Xu’s “To Red Dust,” a poem-cycle in “There is Still Singing in the Afterlife,” features a series of biographical vignettes with a prominent peculiarity: The “Place, Date” header of each poem is partially redacted, with a bracketed blank space where Shanghai” or “2018” ought to be. When asked about this feature of her work, the poet was surprisingly candid. “My work has always been — with the vertical text, redactions, and empty brackets — in reference to censorship: the state censorship I’ve faced myself but also acts of self-censorship in order to protect myself and protect my friends.”

For all its elliptical language, Xu’s poetry is deeply personal. “There are things that I can only speak about in abstractions or in erased forms,” she told me. “The friends I refer to are journalists who have been imprisoned for [their] writing.”

Reflecting on her undergraduate experience at Amherst, Xu recalled a feeling of wordless wonder. “Those moments [I’d] walk out of class and look at the snow on the ground, and just feel like, ‘Whoa. The world is new and its worth living in.’ I think that’s the most important and beautiful feeling. Nearly a decade later, this feeling is what she recalled most from her time at Amherst: “I don’t remember that much from any specific class, but I do remember the feeling I got, which [was], ‘I want to continue reading and living.’ It changed how I saw the world.”

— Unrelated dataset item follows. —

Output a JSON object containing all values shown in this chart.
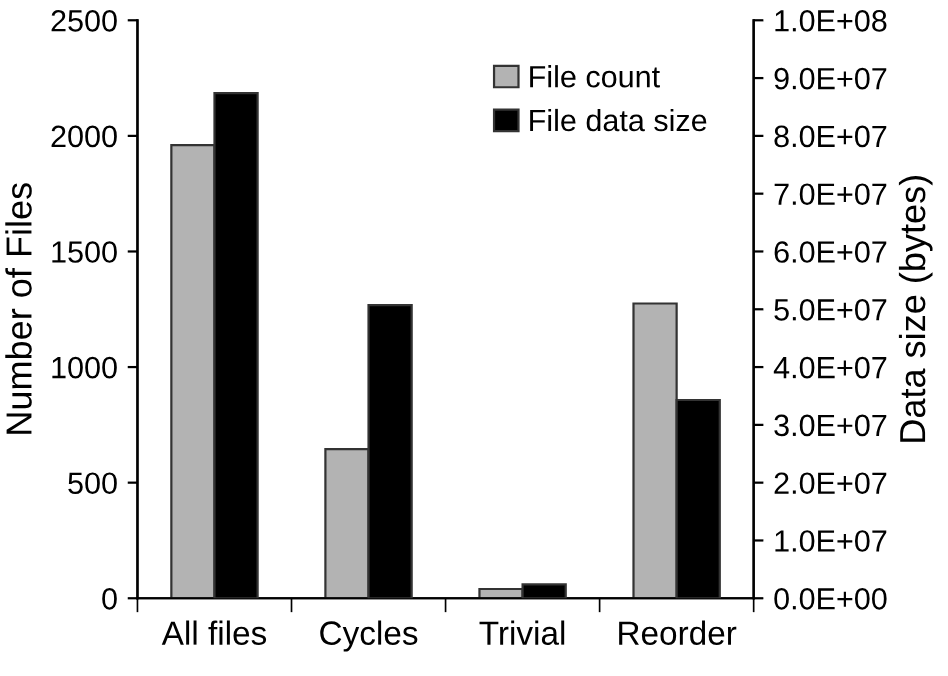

In the eight years since Xu received her diploma, she hasn’t stopped reading and living. “I’ve been trying to build towards a life as a writer and as an artist … This year was really the year I [felt] like I've gotten my footing … It came with so many trials and tribulations: I worked so many different odd jobs, real jobs … it takes commitment and a kind of long, sustained, blind faith to make it happen.”

As the Moving Image Diversity Fellow at Bard College, Xu continues to apply her docu-poetics to stories of erasure. When we spoke, Xu told me that she was working on an interdisciplinary, mixed-media memorial to the Nanking Massacre and Iris Chang.

The same impulse toward collage’s materiality that guided Xu’s Amherst senior thesis continues to drive her docu-poetics: “I can’t [shoot film] in the past, but I do have archives, which I then collage together as a physical installation,” Xu explained.

“I want people to touch and experience and engage as a collective way of memorializing and not forgetting and not forgiving,” Xu said. “When I talk about … this amnesia, forced by the Japanese government [upon] this certain massacre, I don’t want to relegate it as a ‘historical’ event. I want this act of forced forgetting to be alive.”

Recently, Xu produced an interdisciplinary, mixed-media memorial to the Nanking Massacre – part of her larger effort to represent stories at risk of erasure. Photo courtesy of Amherst College.